R11: What happens if there are more than value of b(w) satisfying the constraint in (2)
\sum_{x} max(w^T x -b,0) will be strictly decreasing in b except when b is so large that the entire sum is 0; hence the b which satisfies the constraint is guaranteed to be unique for fixed w and epsilon>0.

R11: (line 177) it seems to me that changing lambda _does_ change the solution w...epsilon must change as well
Correct; epsilon must be scaled by the inverse of lambda. We will clarify this in the final version.

R7: running time?
Around 2000 cpu-hours for both experiments; i.e. it’s comparable to [4], although the current Matlab implementation could likely be sped up substantially.

R7: Source code release?
Yes, we are committed to releasing all the source code and results.

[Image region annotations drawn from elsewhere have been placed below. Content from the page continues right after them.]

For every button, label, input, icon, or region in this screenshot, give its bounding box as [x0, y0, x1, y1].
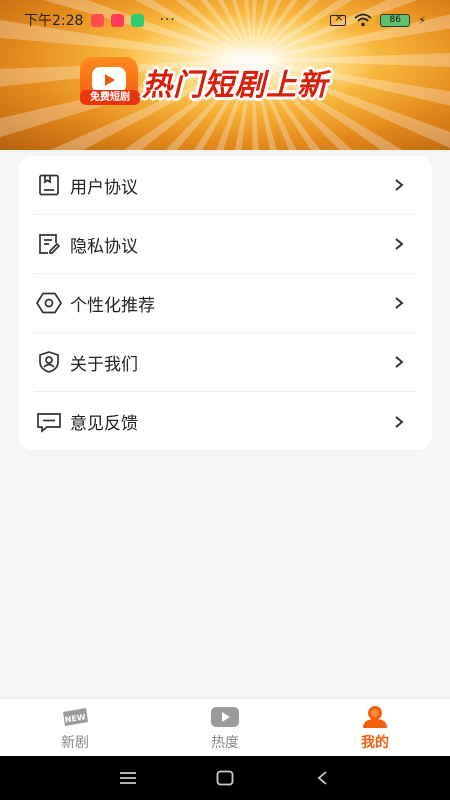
- charging-icon: ⚡: [418, 13, 426, 27]
- menu-item-personalized-recommendation[interactable]: 个性化推荐: [34, 274, 416, 333]
- gear-icon: [36, 290, 62, 316]
- back-icon: [317, 771, 327, 785]
- edit-document-icon: [36, 231, 62, 257]
- tab-label: 新剧: [61, 734, 89, 751]
- tab-new-dramas[interactable]: NEW 新剧: [0, 699, 150, 756]
- menu-item-label: 意见反馈: [70, 414, 138, 434]
- bottom-navigation: NEW 新剧 热度 我的: [0, 698, 450, 756]
- menu-icon: [120, 772, 137, 784]
- status-bar: 下午2:28 ··· 86 ⚡: [0, 0, 450, 40]
- no-sim-icon: [330, 11, 347, 26]
- notification-app-icon: [131, 13, 145, 27]
- tab-trending[interactable]: 热度: [150, 699, 300, 756]
- new-badge-icon: NEW: [60, 704, 90, 730]
- user-shield-icon: [36, 349, 62, 375]
- battery-icon: 86: [380, 13, 411, 27]
- settings-menu: 用户协议 隐私协议 个性化推荐 关于我们 意见反馈: [18, 156, 432, 450]
- chevron-right-icon: [395, 297, 404, 309]
- tab-label: 我的: [361, 734, 389, 751]
- video-play-icon: [210, 704, 240, 730]
- tab-label: 热度: [211, 734, 239, 751]
- back-button[interactable]: [302, 758, 342, 798]
- more-notifications-icon: ···: [159, 12, 176, 28]
- logo-tag: 免费短剧: [80, 90, 140, 105]
- system-navigation-bar: [0, 756, 450, 800]
- status-time: 下午2:28: [24, 13, 84, 29]
- chevron-right-icon: [395, 238, 404, 250]
- document-icon: [36, 172, 62, 198]
- status-indicators: 86 ⚡: [330, 11, 426, 27]
- notification-app-icon: [111, 13, 125, 27]
- profile-icon: [361, 704, 389, 730]
- menu-item-user-agreement[interactable]: 用户协议: [34, 156, 416, 215]
- menu-item-label: 用户协议: [70, 177, 138, 198]
- menu-item-label: 隐私协议: [70, 236, 138, 257]
- wifi-icon: [354, 13, 372, 27]
- menu-item-label: 关于我们: [70, 354, 138, 375]
- chevron-right-icon: [395, 179, 404, 191]
- banner-slogan: 热门短剧上新: [142, 68, 328, 103]
- message-icon: [36, 409, 62, 435]
- chevron-right-icon: [395, 415, 404, 428]
- menu-button[interactable]: [108, 758, 148, 798]
- chevron-right-icon: [395, 356, 404, 368]
- home-button[interactable]: [205, 758, 245, 798]
- home-icon: [216, 770, 234, 786]
- menu-item-about-us[interactable]: 关于我们: [34, 333, 416, 392]
- menu-item-privacy-agreement[interactable]: 隐私协议: [34, 215, 416, 274]
- menu-item-label: 个性化推荐: [70, 295, 155, 316]
- tab-mine[interactable]: 我的: [300, 699, 450, 756]
- notification-app-icon: [91, 13, 105, 27]
- menu-item-feedback[interactable]: 意见反馈: [34, 392, 416, 451]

R11: [5,8] have mechanism to avoid or remove redundant patches.
De-duplication of elements is an important part of all patch discovery algorithms, but unfortunately previous algorithms use hand-tuned thresholds for de-duplication which makes algorithms difficult to compare. So instead, our work uses a greedy selection criterion that is the same for all algorithms; this selection process is designed to optimize for the coverage metric plotted in the curve, and represents the “best” de-duplication for this metric. So, while we could have used the de-duplication schemes to measure performance for these previous works, it would have actually resulted in significantly lower performance for these algorithms.

R10: Isn't "double-counting" actually necessary …...Or does "double-counting" refer to something else?
Yes, the intended meaning of “double counting” in this section is that a single patch may be a member of two or more different element clusters. This indicates that the two elements are representing the same thing, which is wasteful from a computational standpoint. We will clarify this.

R11: “I have seen [5] and [8] in CVPR 2013 and it seems to me that they both have LDA retraining”
We have asked the authors of both papers for clarification, and it seems that [8] does use LDA retraining, so it is indeed more similar to the “LDA retrained” baseline. [5] uses LDA for initialization only, and then switches to SVM retraining. We will clarify this.

R10: The algorithm with competition bears resemblance to k-means.
We agree that this resemblance exists, especially insofar as both k-means and the competition portion of our algorithm try to prevent data points from becoming members of multiple clusters (though perhaps EM for Gaussian mixture models is even more relevant, due to the soft cluster membership). We will mention this.

R10: it is hard to get any insight as to why the proposed method outperforms....Is this due to the clustering objective or to other implementation details described in lines 406-422?
While we have a number of implementation details, they are all fairly standard and mostly in common with previous work, e.g. [16].